Welcome, Guest. Please login or register.

Author Topic: strange nodes distribution on some access ports  (Read 1676 times)

networkbo

  • Newbie
  • *
  • Posts: 34
    • View Profile
strange nodes distribution on some access ports
« on: August 27, 2021, 06:56:49 pm »
Dear all,
I see on Nedi that on some ports a lot of nodes are mapped in same moments, also 90 mac-addresses on same ports, discovered more or less at same time. I don't think a user connected a switch, ports are in offices where users do not use industrial switch o similar devices.
I ask if someone experienced similiar issues and if it could be some strange behaviour of NeDi.

networkbo

  • Newbie
  • *
  • Posts: 34
    • View Profile
Re: strange nodes distribution on some access ports
« Reply #1 on: November 12, 2024, 12:30:53 pm »
Noone has this strange behaviour?

rickli

  • Administrator
  • Hero Member
  • *****
  • Posts: 2906
    • View Profile
    • NeDi
Re: strange nodes distribution on some access ports
« Reply #2 on: December 04, 2024, 10:22:44 am »
Try changing the patch cable. A faulty connection can lead to such effects, when the switch learns errorous MAC addresses.

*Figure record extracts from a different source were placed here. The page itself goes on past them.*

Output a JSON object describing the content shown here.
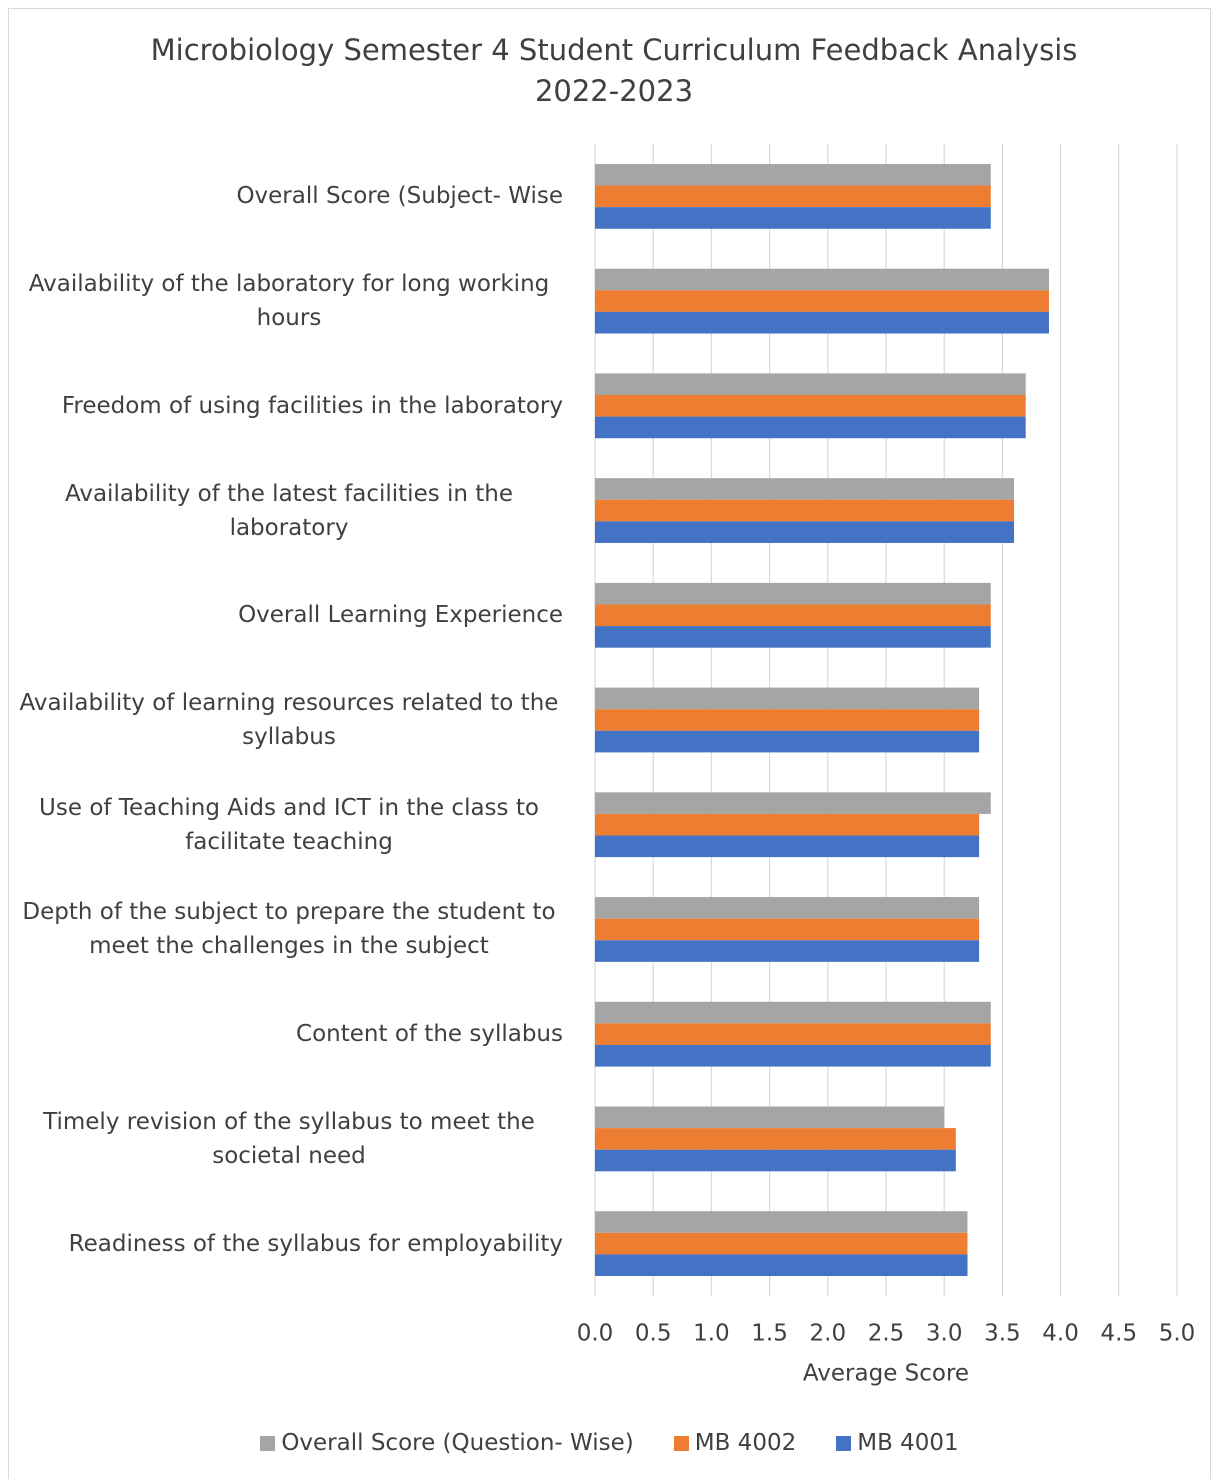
{
  "chart_data": {
    "type": "barh",
    "title": [
      "Microbiology Semester 4 Student Curriculum Feedback Analysis",
      "2022-2023"
    ],
    "x_label": "Average Score",
    "categories": [
      "Overall Score (Subject- Wise",
      "Availability of the laboratory for long working hours",
      "Freedom of using facilities in the laboratory",
      "Availability of the latest facilities in the laboratory",
      "Overall Learning Experience",
      "Availability of learning resources related to the syllabus",
      "Use of Teaching Aids and ICT in the class to facilitate teaching",
      "Depth of the subject to prepare the student to meet the challenges in the subject",
      "Content of the syllabus",
      "Timely revision of the syllabus to meet the societal need",
      "Readiness of the syllabus for employability"
    ],
    "series": [
      {
        "name": "Overall Score (Question- Wise)",
        "color": "#a5a5a5",
        "values": [
          3.4,
          3.9,
          3.7,
          3.6,
          3.4,
          3.3,
          3.4,
          3.3,
          3.4,
          3.0,
          3.2
        ]
      },
      {
        "name": "MB 4002",
        "color": "#ed7d31",
        "values": [
          3.4,
          3.9,
          3.7,
          3.6,
          3.4,
          3.3,
          3.3,
          3.3,
          3.4,
          3.1,
          3.2
        ]
      },
      {
        "name": "MB 4001",
        "color": "#4472c4",
        "values": [
          3.4,
          3.9,
          3.7,
          3.6,
          3.4,
          3.3,
          3.3,
          3.3,
          3.4,
          3.1,
          3.2
        ]
      }
    ],
    "xlim": [
      0,
      5
    ],
    "xticks": [
      {
        "value": 0,
        "label": "0.0"
      },
      0.5,
      {
        "value": 1,
        "label": "1.0"
      },
      1.5,
      {
        "value": 2,
        "label": "2.0"
      },
      2.5,
      {
        "value": 3,
        "label": "3.0"
      },
      3.5,
      {
        "value": 4,
        "label": "4.0"
      },
      4.5,
      {
        "value": 5,
        "label": "5.0"
      }
    ],
    "grid": true,
    "legend": "bottom"
  }
}
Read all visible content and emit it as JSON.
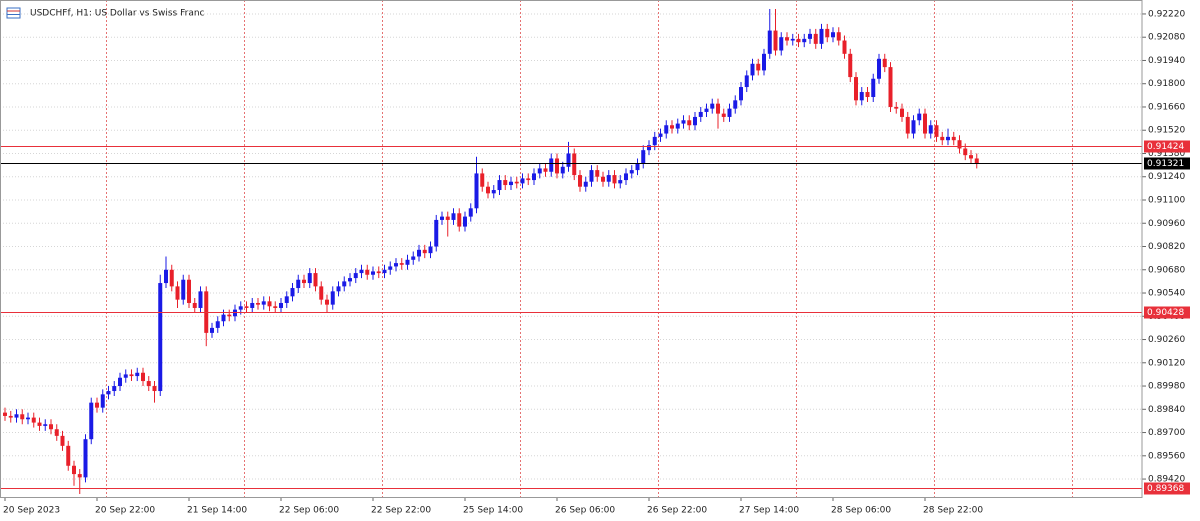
{
  "chart_data": {
    "type": "candlestick",
    "title": "USDCHFf, H1:  US Dollar vs Swiss Franc",
    "up_color": "#1a1ae6",
    "down_color": "#e8202a",
    "grid": true,
    "ylim": [
      0.89312,
      0.92304
    ],
    "yticks": [
      {
        "value": 0.9222,
        "label": "0.92220"
      },
      {
        "value": 0.9208,
        "label": "0.92080"
      },
      {
        "value": 0.9194,
        "label": "0.91940"
      },
      {
        "value": 0.918,
        "label": "0.91800"
      },
      {
        "value": 0.9166,
        "label": "0.91660"
      },
      {
        "value": 0.9152,
        "label": "0.91520"
      },
      {
        "value": 0.9138,
        "label": "0.91380"
      },
      {
        "value": 0.9124,
        "label": "0.91240"
      },
      {
        "value": 0.911,
        "label": "0.91100"
      },
      {
        "value": 0.9096,
        "label": "0.90960"
      },
      {
        "value": 0.9082,
        "label": "0.90820"
      },
      {
        "value": 0.9068,
        "label": "0.90680"
      },
      {
        "value": 0.9054,
        "label": "0.90540"
      },
      {
        "value": 0.904,
        "label": "0.90400"
      },
      {
        "value": 0.9026,
        "label": "0.90260"
      },
      {
        "value": 0.9012,
        "label": "0.90120"
      },
      {
        "value": 0.8998,
        "label": "0.89980"
      },
      {
        "value": 0.8984,
        "label": "0.89840"
      },
      {
        "value": 0.897,
        "label": "0.89700"
      },
      {
        "value": 0.8956,
        "label": "0.89560"
      },
      {
        "value": 0.8942,
        "label": "0.89420"
      }
    ],
    "levels": [
      {
        "price": 0.91424,
        "color": "#e8303a"
      },
      {
        "price": 0.91321,
        "color": "#000000"
      },
      {
        "price": 0.90428,
        "color": "#e8303a"
      },
      {
        "price": 0.89368,
        "color": "#e8303a"
      }
    ],
    "categories": [
      "20 Sep 2023",
      null,
      null,
      null,
      null,
      null,
      null,
      null,
      null,
      null,
      null,
      null,
      null,
      null,
      null,
      null,
      "20 Sep 22:00",
      null,
      null,
      null,
      null,
      null,
      null,
      null,
      null,
      null,
      null,
      null,
      null,
      null,
      null,
      null,
      "21 Sep 14:00",
      null,
      null,
      null,
      null,
      null,
      null,
      null,
      null,
      null,
      null,
      null,
      null,
      null,
      null,
      null,
      "22 Sep 06:00",
      null,
      null,
      null,
      null,
      null,
      null,
      null,
      null,
      null,
      null,
      null,
      null,
      null,
      null,
      null,
      "22 Sep 22:00",
      null,
      null,
      null,
      null,
      null,
      null,
      null,
      null,
      null,
      null,
      null,
      null,
      null,
      null,
      null,
      "25 Sep 14:00",
      null,
      null,
      null,
      null,
      null,
      null,
      null,
      null,
      null,
      null,
      null,
      null,
      null,
      null,
      null,
      "26 Sep 06:00",
      null,
      null,
      null,
      null,
      null,
      null,
      null,
      null,
      null,
      null,
      null,
      null,
      null,
      null,
      null,
      "26 Sep 22:00",
      null,
      null,
      null,
      null,
      null,
      null,
      null,
      null,
      null,
      null,
      null,
      null,
      null,
      null,
      null,
      "27 Sep 14:00",
      null,
      null,
      null,
      null,
      null,
      null,
      null,
      null,
      null,
      null,
      null,
      null,
      null,
      null,
      null,
      "28 Sep 06:00",
      null,
      null,
      null,
      null,
      null,
      null,
      null,
      null,
      null,
      null,
      null,
      null,
      null,
      null,
      null,
      "28 Sep 22:00",
      null,
      null,
      null,
      null,
      null,
      null,
      null,
      null,
      null
    ],
    "open": [
      0.8982,
      0.898,
      0.8979,
      0.8981,
      0.8978,
      0.8979,
      0.8976,
      0.8974,
      0.8975,
      0.8972,
      0.8968,
      0.8962,
      0.895,
      0.8945,
      0.8943,
      0.8966,
      0.8988,
      0.8985,
      0.8993,
      0.8995,
      0.8998,
      0.9003,
      0.9005,
      0.9004,
      0.9006,
      0.9001,
      0.8998,
      0.8995,
      0.906,
      0.9068,
      0.9058,
      0.905,
      0.9062,
      0.9048,
      0.9045,
      0.9055,
      0.903,
      0.9033,
      0.9037,
      0.9041,
      0.904,
      0.9044,
      0.9046,
      0.9045,
      0.9048,
      0.9047,
      0.9049,
      0.9046,
      0.9045,
      0.9048,
      0.9052,
      0.9057,
      0.9062,
      0.906,
      0.9066,
      0.9058,
      0.905,
      0.9047,
      0.9055,
      0.9058,
      0.9061,
      0.9063,
      0.9066,
      0.9068,
      0.9065,
      0.9067,
      0.9066,
      0.9068,
      0.907,
      0.9072,
      0.9071,
      0.9074,
      0.9076,
      0.908,
      0.9078,
      0.9082,
      0.9098,
      0.91,
      0.9098,
      0.9102,
      0.9094,
      0.91,
      0.9105,
      0.9126,
      0.9118,
      0.9114,
      0.9116,
      0.9122,
      0.9119,
      0.9121,
      0.912,
      0.9123,
      0.9122,
      0.9126,
      0.9129,
      0.9127,
      0.9135,
      0.9126,
      0.913,
      0.9138,
      0.9125,
      0.9118,
      0.9121,
      0.9128,
      0.9124,
      0.9121,
      0.9125,
      0.912,
      0.9122,
      0.9126,
      0.9128,
      0.9132,
      0.914,
      0.9143,
      0.9148,
      0.915,
      0.9155,
      0.9153,
      0.9156,
      0.9158,
      0.9155,
      0.916,
      0.9163,
      0.9165,
      0.9168,
      0.9162,
      0.916,
      0.9165,
      0.917,
      0.9178,
      0.9185,
      0.9192,
      0.9188,
      0.9198,
      0.9212,
      0.92,
      0.9208,
      0.9206,
      0.9207,
      0.9205,
      0.9207,
      0.921,
      0.9204,
      0.9213,
      0.9208,
      0.9211,
      0.9206,
      0.9198,
      0.9184,
      0.917,
      0.9175,
      0.9172,
      0.9183,
      0.9195,
      0.919,
      0.9166,
      0.9165,
      0.916,
      0.915,
      0.9158,
      0.9162,
      0.915,
      0.9155,
      0.9148,
      0.9146,
      0.9148,
      0.9146,
      0.9141,
      0.9137,
      0.9135
    ],
    "high": [
      0.8985,
      0.8983,
      0.8984,
      0.8984,
      0.8982,
      0.8982,
      0.8979,
      0.8978,
      0.8978,
      0.8975,
      0.8971,
      0.8965,
      0.8953,
      0.8948,
      0.8969,
      0.8991,
      0.8991,
      0.8996,
      0.8998,
      0.9001,
      0.9006,
      0.9008,
      0.9008,
      0.9009,
      0.9009,
      0.9004,
      0.9001,
      0.9065,
      0.9076,
      0.9071,
      0.9061,
      0.9065,
      0.9065,
      0.9051,
      0.9058,
      0.9058,
      0.9036,
      0.904,
      0.9044,
      0.9044,
      0.9047,
      0.9049,
      0.9049,
      0.9051,
      0.9051,
      0.9052,
      0.9052,
      0.9049,
      0.9051,
      0.9055,
      0.906,
      0.9065,
      0.9065,
      0.9069,
      0.9069,
      0.9061,
      0.9053,
      0.9058,
      0.9061,
      0.9064,
      0.9066,
      0.9069,
      0.9071,
      0.9071,
      0.907,
      0.907,
      0.9071,
      0.9073,
      0.9075,
      0.9075,
      0.9077,
      0.9079,
      0.9083,
      0.9083,
      0.9085,
      0.9101,
      0.9103,
      0.9103,
      0.9105,
      0.9105,
      0.9103,
      0.9108,
      0.9136,
      0.9129,
      0.9121,
      0.9119,
      0.9125,
      0.9125,
      0.9124,
      0.9124,
      0.9126,
      0.9126,
      0.9129,
      0.9132,
      0.9132,
      0.9138,
      0.9138,
      0.9133,
      0.9145,
      0.9141,
      0.9128,
      0.9124,
      0.9131,
      0.9131,
      0.9127,
      0.9128,
      0.9128,
      0.9125,
      0.9129,
      0.9131,
      0.9135,
      0.9143,
      0.9146,
      0.9151,
      0.9153,
      0.9158,
      0.9158,
      0.9159,
      0.9161,
      0.9161,
      0.9163,
      0.9166,
      0.9168,
      0.9171,
      0.9171,
      0.9165,
      0.9168,
      0.9173,
      0.9181,
      0.9188,
      0.9195,
      0.9195,
      0.9201,
      0.9225,
      0.9225,
      0.9211,
      0.9211,
      0.921,
      0.921,
      0.921,
      0.9213,
      0.9213,
      0.9216,
      0.9216,
      0.9214,
      0.9214,
      0.9209,
      0.9201,
      0.9187,
      0.9178,
      0.9178,
      0.9186,
      0.9198,
      0.9198,
      0.9193,
      0.9169,
      0.9168,
      0.9163,
      0.9161,
      0.9165,
      0.9165,
      0.9158,
      0.9158,
      0.9151,
      0.9153,
      0.9151,
      0.9149,
      0.9144,
      0.914,
      0.9138
    ],
    "low": [
      0.8977,
      0.8976,
      0.8976,
      0.8975,
      0.8975,
      0.8973,
      0.8971,
      0.8971,
      0.8969,
      0.8965,
      0.8959,
      0.8947,
      0.8938,
      0.8933,
      0.894,
      0.8963,
      0.8982,
      0.8982,
      0.899,
      0.8992,
      0.8995,
      0.9,
      0.9001,
      0.9001,
      0.8998,
      0.8995,
      0.8988,
      0.8992,
      0.9057,
      0.9055,
      0.9045,
      0.9047,
      0.9045,
      0.9042,
      0.9042,
      0.9022,
      0.9027,
      0.903,
      0.9034,
      0.9037,
      0.9037,
      0.9041,
      0.9042,
      0.9042,
      0.9044,
      0.9044,
      0.9043,
      0.9042,
      0.9042,
      0.9045,
      0.9049,
      0.9054,
      0.9057,
      0.9057,
      0.9055,
      0.9047,
      0.9042,
      0.9044,
      0.9052,
      0.9055,
      0.9058,
      0.906,
      0.9063,
      0.9062,
      0.9062,
      0.9063,
      0.9063,
      0.9065,
      0.9067,
      0.9068,
      0.9068,
      0.9071,
      0.9073,
      0.9075,
      0.9075,
      0.9079,
      0.9095,
      0.9088,
      0.9095,
      0.9091,
      0.9091,
      0.9097,
      0.9102,
      0.9115,
      0.9111,
      0.9111,
      0.9113,
      0.9116,
      0.9116,
      0.9117,
      0.9117,
      0.9119,
      0.9119,
      0.9123,
      0.9124,
      0.9124,
      0.9123,
      0.9123,
      0.9127,
      0.9122,
      0.9115,
      0.9115,
      0.9118,
      0.9121,
      0.9118,
      0.9118,
      0.9117,
      0.9117,
      0.9119,
      0.9123,
      0.9125,
      0.9129,
      0.9137,
      0.914,
      0.9145,
      0.9147,
      0.915,
      0.915,
      0.9153,
      0.9152,
      0.9152,
      0.9157,
      0.916,
      0.9162,
      0.9153,
      0.9157,
      0.9157,
      0.9162,
      0.9167,
      0.9175,
      0.9182,
      0.9185,
      0.9185,
      0.9195,
      0.9197,
      0.9197,
      0.9203,
      0.9203,
      0.9202,
      0.9202,
      0.9204,
      0.9201,
      0.9201,
      0.9205,
      0.9205,
      0.9203,
      0.9195,
      0.9181,
      0.9167,
      0.9167,
      0.9169,
      0.9169,
      0.918,
      0.9187,
      0.9163,
      0.9162,
      0.9157,
      0.9147,
      0.9147,
      0.9155,
      0.9147,
      0.9147,
      0.9145,
      0.9143,
      0.9143,
      0.9143,
      0.9138,
      0.9134,
      0.9132,
      0.9129
    ],
    "close": [
      0.898,
      0.8979,
      0.8981,
      0.8978,
      0.8979,
      0.8976,
      0.8974,
      0.8975,
      0.8972,
      0.8968,
      0.8962,
      0.895,
      0.8945,
      0.8943,
      0.8966,
      0.8988,
      0.8985,
      0.8993,
      0.8995,
      0.8998,
      0.9003,
      0.9005,
      0.9004,
      0.9006,
      0.9001,
      0.8998,
      0.8995,
      0.906,
      0.9068,
      0.9058,
      0.905,
      0.9062,
      0.9048,
      0.9045,
      0.9055,
      0.903,
      0.9033,
      0.9037,
      0.9041,
      0.904,
      0.9044,
      0.9046,
      0.9045,
      0.9048,
      0.9047,
      0.9049,
      0.9046,
      0.9045,
      0.9048,
      0.9052,
      0.9057,
      0.9062,
      0.906,
      0.9066,
      0.9058,
      0.905,
      0.9047,
      0.9055,
      0.9058,
      0.9061,
      0.9063,
      0.9066,
      0.9068,
      0.9065,
      0.9067,
      0.9066,
      0.9068,
      0.907,
      0.9072,
      0.9071,
      0.9074,
      0.9076,
      0.908,
      0.9078,
      0.9082,
      0.9098,
      0.91,
      0.9098,
      0.9102,
      0.9094,
      0.91,
      0.9105,
      0.9126,
      0.9118,
      0.9114,
      0.9116,
      0.9122,
      0.9119,
      0.9121,
      0.912,
      0.9123,
      0.9122,
      0.9126,
      0.9129,
      0.9127,
      0.9135,
      0.9126,
      0.913,
      0.9138,
      0.9125,
      0.9118,
      0.9121,
      0.9128,
      0.9124,
      0.9121,
      0.9125,
      0.912,
      0.9122,
      0.9126,
      0.9128,
      0.9132,
      0.914,
      0.9143,
      0.9148,
      0.915,
      0.9155,
      0.9153,
      0.9156,
      0.9158,
      0.9155,
      0.916,
      0.9163,
      0.9165,
      0.9168,
      0.9162,
      0.916,
      0.9165,
      0.917,
      0.9178,
      0.9185,
      0.9192,
      0.9188,
      0.9198,
      0.9212,
      0.92,
      0.9208,
      0.9206,
      0.9207,
      0.9205,
      0.9207,
      0.921,
      0.9204,
      0.9213,
      0.9208,
      0.9211,
      0.9206,
      0.9198,
      0.9184,
      0.917,
      0.9175,
      0.9172,
      0.9183,
      0.9195,
      0.919,
      0.9166,
      0.9165,
      0.916,
      0.915,
      0.9158,
      0.9162,
      0.915,
      0.9155,
      0.9148,
      0.9146,
      0.9148,
      0.9146,
      0.9141,
      0.9137,
      0.9135,
      0.9132
    ]
  }
}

Do you see those MACs on the switch CLI?
Please consider Other-Invoices on your NeDi installation for an annual contribution, tx!
-Remo

primethios

  • Newbie
  • *
  • Posts: 6
    • View Profile
Re: strange nodes distribution on some access ports
« Reply #3 on: February 18, 2025, 04:53:14 am »
This may sound stupid but, do you use IP phones?  I was recently on a contract at a large industrial site (hundreds of buildings, thousands of devices) and was seeing crazy amounts of mac addresses showing up on edge ports.  What I found was that recently various desktop switches were "upgraded" but they chose to not replace with POE capable switches which killed the phone in those offices so they plugged the phone into the uplink port to get POE and then plugged the desktop switch into the "PC port" of the phone which caused some crazy mac tables.  After this I also found areas where phones were deployed with POE injectors or just regular power supplies and then someone mixed up and ran the uplink from the PC port of the phone.  I even caught one of my peers (another Sr. Network engineer mind you) with the same issue at his desk as he was building a test bed in his office.  So effectively it can replicate the same type issues as an undocumented/misconfigured/unmanaged switch connected to the network since the PC ports on phones (these were Cisco desk phones in this situation).  CDP and LLDP info helped me determine some of this remotely but more than likely you will likely need to physically investigate the "device" on the far end of the cable.  It may take some electronic legwork but looking at CDP/LLDP info, mac vendor lookup, etc you might get a view of what may be the source device of oddness.